Отец покачал головой:
— Останься. Побудь с мамой.
Папа вскоре вернулся, но мне это время показалось вечностью. Когда наконец на лестнице послышались шаги, я пошел навстречу. В руках папа продолжал держать коробку. Но теперь из нее не доносилось ни крика, ни шороха.
В этот же день мы перебрались в сад на склоне горы, в дедушкин дачный домик. Маму мы опять уложили в детскую коляску и плотно укрыли ее.
Никто не встретился нам, никто не задал вопросов. С большим трудом нам удалось втащить коляску на обледеневший склон горы. Когда наступила оттепель, мы похоронили обеих — маму и Йесику-Марту — под черешней.

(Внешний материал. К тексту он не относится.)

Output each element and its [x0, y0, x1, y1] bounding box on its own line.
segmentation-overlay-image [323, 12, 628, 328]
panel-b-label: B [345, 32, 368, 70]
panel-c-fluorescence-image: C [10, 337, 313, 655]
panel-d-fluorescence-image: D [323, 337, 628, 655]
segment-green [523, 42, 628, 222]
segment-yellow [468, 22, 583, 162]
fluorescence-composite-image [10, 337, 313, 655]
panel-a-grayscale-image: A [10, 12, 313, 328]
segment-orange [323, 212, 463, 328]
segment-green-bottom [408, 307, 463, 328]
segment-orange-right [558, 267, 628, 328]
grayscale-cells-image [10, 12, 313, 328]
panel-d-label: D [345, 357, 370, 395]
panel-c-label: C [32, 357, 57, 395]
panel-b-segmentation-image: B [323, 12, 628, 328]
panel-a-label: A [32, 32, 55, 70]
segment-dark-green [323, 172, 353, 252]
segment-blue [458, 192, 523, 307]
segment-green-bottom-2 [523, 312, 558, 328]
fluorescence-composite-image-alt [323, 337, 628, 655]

С тех пор минуло четыре года. Сейчас мне семнадцать. Вторая зима унесла жизни почти половины тех, кто пережил первую голодную зиму. Сейчас в Шевенборне достаточно домов, которые более или менее пригодны для жилья и все равно пустуют. С восходом солнца все, кто еще живет в Шевенборне, приступают к работе. Даже четырех-пятилетние дети. Все должны помогать, чтоб никому не пришлось замерзать или умирать с голоду. Времени для игр или на прогулку не остается. И постоянно нами владеет страх: будет зима лютой или нет? Сможем ли уберечь картошку? Останемся ли здоровы? Сможем ли спасти свою жизнь? Любой элементарный приступ аппендицита, заражение крови, любая разновидность желтухи способны погубить нас, потому что мертв последний врач и у нас больше нет медикаментов.
Но каждый скрывает свои страхи. Иначе можно сойти с ума. Наше существование превращается в будни со своими особенностями и привычками.
Уже с год у нас снова есть школа. Ее основал мой отец. Два класса — один для детей и другой для взрослых. Он не представляет себе Шевенборна без школы. По-моему, людоед шокирует его меньше, нежели неграмотный. Когда я был помоложе, то думал, как папа. Ведь до катастрофы такая школа, где учили писать, читать и считать, была само собой разумеющимся делом. Но теперь пришел к выводу, что такая школа не совсем вписывается в наше бытие.
Вначале учились 49 ребят от 6 до 14 лет. О младших заботился я, старшим преподавал отец. Он пишет, считает и читает вместе с ними, но никогда не говорит про бом-' бу и о том, что было до ее взрыва и что стало после. Недавно папа рассказал им о древних греках. На этом история и закончилась. Зато он превосходно научил их считать и чисто, без ошибок писать.